Mackinac Island State Park Commission

Commission overview
- Headquarters: Mackinaw City, Michigan
- Annual budget: $2,950,800
- Commission executive: Steven C. Brisson, Director;
- Parent Commission: Michigan Department of Natural Resources
- Website: mackinacparks.com

= Mackinac Island State Park Commission =

The Mackinac Island State Park Commission is an appointed board of the State of Michigan that administers state parklands in the Straits of Mackinac area. It is a Type-I Agency under the Michigan Constitution, housed under the Department of Natural Resources. It performs public activities under the name Mackinac State Historic Parks. Park units include Mackinac Island State Park including Fort Mackinac and certain properties within the historic downtown of Mackinac Island, Michigan; Colonial Michilimackinac including Fort Michilimackinac and Old Mackinac Point Lighthouse; and Dousman's Mill (formerly Historic Mill Creek). It is assigned to the Michigan Department of Natural Resources.

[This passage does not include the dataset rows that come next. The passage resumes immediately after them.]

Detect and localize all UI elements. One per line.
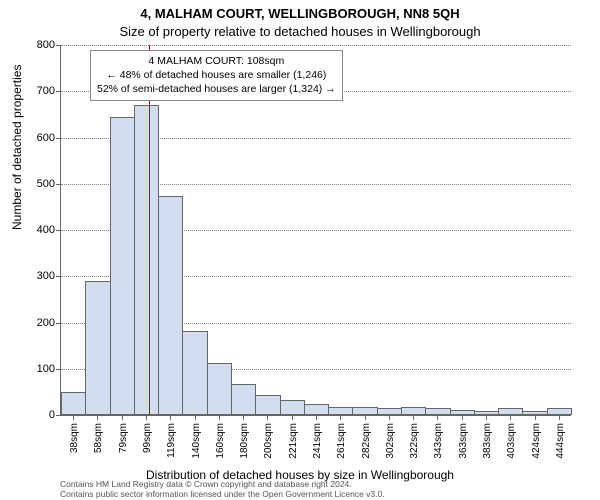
x-tick-label: 140sqm: [191, 423, 202, 459]
x-tick-label: 383sqm: [482, 423, 493, 459]
histogram-bar: [61, 392, 86, 415]
histogram-bar: [280, 400, 305, 415]
histogram-bar: [182, 331, 207, 415]
x-tick-label: 119sqm: [166, 423, 177, 458]
attribution-text: Contains HM Land Registry data © Crown c…: [60, 479, 385, 499]
histogram-bar: [498, 408, 523, 415]
x-tick: [510, 415, 511, 420]
x-tick-label: 79sqm: [118, 423, 129, 453]
histogram-chart: 4, MALHAM COURT, WELLINGBOROUGH, NN8 5QH…: [0, 0, 600, 500]
x-tick: [122, 415, 123, 420]
histogram-bar: [231, 384, 256, 415]
chart-title-main: 4, MALHAM COURT, WELLINGBOROUGH, NN8 5QH: [0, 6, 600, 21]
histogram-bar: [401, 407, 426, 415]
x-tick-label: 424sqm: [531, 423, 542, 459]
x-tick-label: 403sqm: [506, 423, 517, 459]
gridline: [61, 45, 571, 46]
x-tick: [365, 415, 366, 420]
x-tick-label: 444sqm: [555, 423, 566, 459]
y-tick: [56, 230, 61, 231]
x-tick: [267, 415, 268, 420]
y-tick: [56, 415, 61, 416]
y-tick-label: 0: [15, 409, 55, 421]
x-tick: [535, 415, 536, 420]
x-tick-label: 221sqm: [288, 423, 299, 459]
histogram-bar: [255, 395, 280, 415]
x-tick-label: 261sqm: [336, 423, 347, 459]
x-tick: [437, 415, 438, 420]
x-tick-label: 180sqm: [239, 423, 250, 459]
histogram-bar: [547, 408, 572, 415]
annotation-box: 4 MALHAM COURT: 108sqm← 48% of detached …: [90, 50, 343, 101]
chart-title-sub: Size of property relative to detached ho…: [0, 24, 600, 39]
x-tick: [195, 415, 196, 420]
histogram-bar: [352, 407, 377, 415]
x-tick: [292, 415, 293, 420]
x-tick: [559, 415, 560, 420]
y-tick: [56, 276, 61, 277]
histogram-bar: [134, 105, 159, 415]
x-tick-label: 160sqm: [215, 423, 226, 459]
histogram-bar: [425, 408, 450, 415]
histogram-bar: [207, 363, 232, 415]
x-tick: [146, 415, 147, 420]
x-tick: [97, 415, 98, 420]
y-tick-label: 300: [15, 270, 55, 282]
x-tick: [170, 415, 171, 420]
attribution-line-2: Contains public sector information licen…: [60, 489, 385, 499]
x-tick-label: 302sqm: [385, 423, 396, 459]
x-tick: [389, 415, 390, 420]
y-tick: [56, 45, 61, 46]
y-tick-label: 800: [15, 39, 55, 51]
y-tick: [56, 369, 61, 370]
x-tick-label: 200sqm: [263, 423, 274, 459]
x-tick-label: 343sqm: [433, 423, 444, 459]
x-tick-label: 241sqm: [312, 423, 323, 459]
x-tick: [316, 415, 317, 420]
x-tick-label: 99sqm: [142, 423, 153, 453]
y-tick-label: 100: [15, 363, 55, 375]
annotation-line-1: 4 MALHAM COURT: 108sqm: [97, 54, 336, 68]
y-tick-label: 700: [15, 85, 55, 97]
x-tick: [340, 415, 341, 420]
y-tick-label: 200: [15, 317, 55, 329]
x-tick: [486, 415, 487, 420]
y-tick-label: 500: [15, 178, 55, 190]
y-tick: [56, 138, 61, 139]
x-tick: [413, 415, 414, 420]
x-tick-label: 38sqm: [69, 423, 80, 453]
annotation-line-2: ← 48% of detached houses are smaller (1,…: [97, 68, 336, 82]
attribution-line-1: Contains HM Land Registry data © Crown c…: [60, 479, 385, 489]
histogram-bar: [377, 408, 402, 415]
x-tick-label: 58sqm: [93, 423, 104, 453]
x-tick-label: 363sqm: [458, 423, 469, 459]
x-tick: [243, 415, 244, 420]
histogram-bar: [85, 281, 110, 415]
y-tick-label: 600: [15, 132, 55, 144]
x-tick: [462, 415, 463, 420]
x-tick-label: 322sqm: [409, 423, 420, 459]
y-tick: [56, 184, 61, 185]
x-tick: [73, 415, 74, 420]
histogram-bar: [158, 196, 183, 415]
histogram-bar: [328, 407, 353, 415]
y-tick: [56, 323, 61, 324]
plot-area: [60, 45, 571, 416]
y-tick-label: 400: [15, 224, 55, 236]
x-tick: [219, 415, 220, 420]
histogram-bar: [304, 404, 329, 415]
histogram-bar: [110, 117, 135, 415]
x-tick-label: 282sqm: [361, 423, 372, 459]
annotation-line-3: 52% of semi-detached houses are larger (…: [97, 82, 336, 96]
y-tick: [56, 91, 61, 92]
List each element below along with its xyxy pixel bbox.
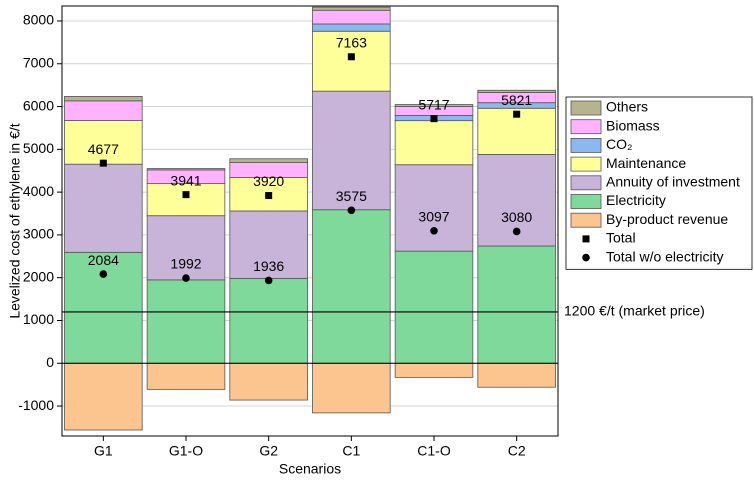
total-marker [99, 159, 107, 167]
x-tick-label: G2 [259, 443, 278, 459]
bar-segment [312, 209, 391, 364]
bar-segment [229, 158, 308, 163]
y-tick-label: 1000 [23, 311, 54, 327]
value-label: 3920 [253, 173, 284, 189]
bar-segment [64, 96, 143, 102]
legend-label: Electricity [606, 192, 666, 208]
bar-segment [146, 168, 226, 171]
bar-segment [64, 163, 143, 253]
legend-label: Maintenance [606, 155, 686, 171]
bar-segment [229, 277, 308, 364]
bar-segment [312, 6, 391, 11]
total-marker [265, 192, 273, 200]
total-wo-electricity-marker [182, 274, 190, 282]
bar-segment [477, 245, 556, 364]
value-label: 5821 [501, 92, 532, 108]
y-tick-label: 8000 [23, 12, 54, 28]
total-wo-electricity-marker [430, 226, 438, 235]
bar-segment [394, 250, 474, 364]
y-tick-label: 3000 [23, 226, 54, 242]
total-marker [430, 115, 438, 123]
legend-label: Biomass [606, 117, 660, 133]
bar-segment [146, 279, 226, 364]
total-marker [513, 110, 521, 118]
total-wo-electricity-marker [264, 276, 273, 285]
legend-label: CO₂ [606, 136, 632, 152]
bar-segment [394, 104, 474, 107]
bar-segment [312, 362, 391, 414]
legend-label: Total [606, 230, 636, 246]
x-axis-label: Scenarios [279, 461, 341, 477]
value-label: 7163 [336, 34, 367, 50]
y-tick-label: 5000 [23, 140, 54, 156]
bar-segment [146, 362, 226, 390]
y-tick-label: 4000 [23, 183, 54, 199]
legend-marker [582, 253, 590, 262]
legend-swatch [570, 137, 602, 153]
bar-segment [312, 9, 391, 25]
bar-segment [312, 30, 391, 92]
bar-segment [146, 183, 226, 217]
value-label: 1936 [253, 258, 284, 274]
bar-segment [64, 100, 143, 121]
bar-segment [64, 362, 143, 431]
total-marker [182, 191, 190, 199]
x-tick-label: C1-O [417, 443, 451, 459]
value-label: 3080 [501, 209, 532, 225]
legend-label: Total w/o electricity [606, 248, 723, 264]
value-label: 1992 [170, 256, 201, 272]
plot-frame [61, 5, 559, 437]
reference-label: 1200 €/t (market price) [564, 303, 705, 319]
bar-segment [229, 362, 308, 401]
x-tick-label: G1 [94, 443, 113, 459]
legend-swatch [570, 156, 602, 172]
y-tick-label: 6000 [23, 97, 54, 113]
y-tick-label: -1000 [18, 397, 54, 413]
bar-segment [146, 215, 226, 281]
x-tick-label: C1 [342, 443, 360, 459]
value-label: 5717 [418, 96, 449, 112]
total-marker [347, 53, 355, 61]
legend-swatch [570, 100, 602, 116]
value-label: 3097 [418, 208, 449, 224]
x-tick-label: C2 [508, 443, 526, 459]
y-tick-label: 7000 [23, 54, 54, 70]
total-wo-electricity-marker [347, 206, 356, 215]
legend-swatch [570, 119, 602, 135]
y-tick-label: 0 [46, 354, 54, 370]
value-label: 3941 [170, 172, 201, 188]
value-label: 2084 [88, 252, 119, 268]
bar-segment [394, 362, 474, 378]
bar-segment [312, 23, 391, 32]
legend-swatch [570, 175, 602, 191]
bar-segment [64, 120, 143, 165]
bar-segment [394, 164, 474, 252]
total-wo-electricity-marker [99, 270, 108, 278]
y-tick-label: 2000 [23, 268, 54, 284]
bar-segment [477, 89, 556, 93]
x-tick-label: G1-O [169, 443, 203, 459]
bar-segment [64, 251, 143, 364]
legend-swatch [570, 194, 602, 209]
bar-segment [477, 362, 556, 388]
value-label: 3575 [336, 188, 367, 204]
y-axis-label: Levelized cost of ethylene in €/t [7, 123, 23, 318]
legend-label: Annuity of investment [606, 174, 740, 190]
total-wo-electricity-marker [512, 227, 521, 236]
value-label: 4677 [88, 141, 119, 157]
legend-swatch [570, 212, 602, 228]
bar-segment [394, 120, 474, 166]
legend-label: By-product revenue [606, 211, 728, 227]
legend-marker [582, 235, 590, 243]
legend-label: Others [606, 99, 648, 115]
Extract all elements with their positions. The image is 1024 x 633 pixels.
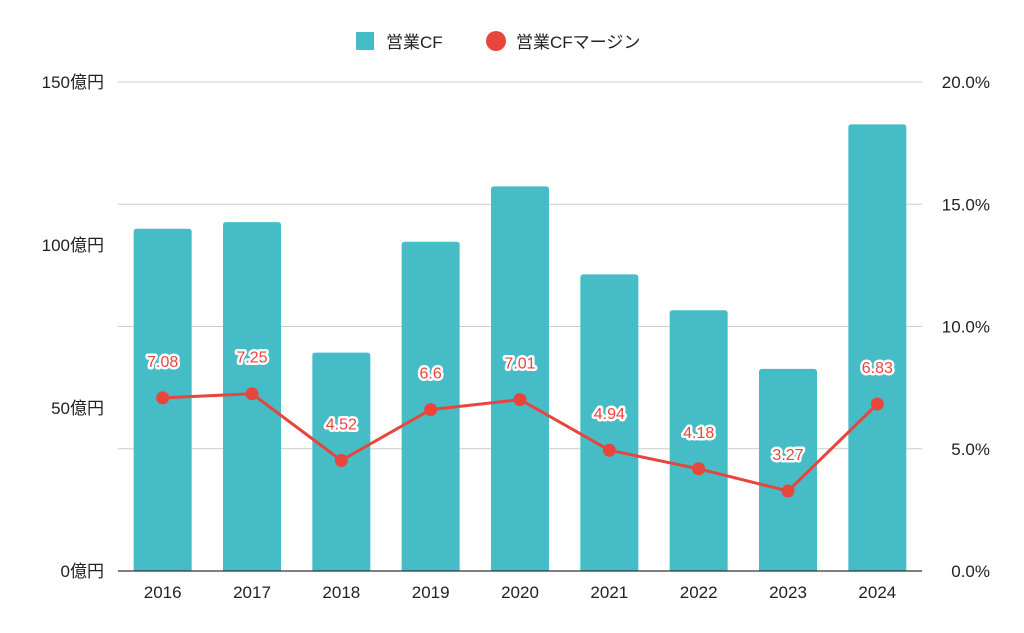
x-tick-label: 2023	[769, 583, 807, 602]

Mackinac State Historic Parks is accredited by the American Alliance of Museums. Over one million artifacts are in the collection. which are overseen by a professional curatorial staff. Archeological digs are conducted, and educational opportunities, including lesson plans, are available. The commission maintains the official Michigan Governor's Summer Residence on Mackinac Island and distributes photographs, media kits, brochures and other promotional material.

On July 15, 2009, the Park celebrated its 20 millionth visitor.

==History==
In its present form, the commission was created by Act 451 of 1994 for the purpose of managing these parks. It is composed of seven members—appointed by the governor with the advice and consent of the State Senate—to serve six-year terms. In fiscal year 2003 the gross appropriation for the Mackinac park system was $2,950,800; $1,037,600 of this amount comes from the Mackinac Island state park fund, while $76,400 was generated from user fees. The state general fund made up the remaining $1,836,800. Some public critics have proposed that the Mackinac Island State Park and the Commission be privatized. Management practices have been deemed effective in years past in independent audits.

The Mackinac Island State Park Commission was created as the governing body of Mackinac State Historic Parks. In 1875, the government land on Mackinac Island, which encompassed 50 percent of the island, was designated the second national park in the United States. In 1895, it was turned over to the state of Michigan, becoming Michigan's first state park. That year, the state legislature created the Mackinac Island State Park Commission to be stewards of the park and its many historic structures. Due to commission efforts, park land now encompasses 80 percent of Mackinac Island, which includes 1800 acre. The commission now also manages parks on the mainland. In total, the commission is responsible for a combined 2500 acre of parkland within Mackinac State Historic Parks, more than 110 buildings and about 1.7 million artifacts.

The chairman of the commission is Daniel Loepp. Other commission members include Elizabeth Dricsoll Boyd, Marlee Brown, Lori Frohoff, Richard Manoogian, Henrick G. (Hank) Meijer, and Phillip Pierce.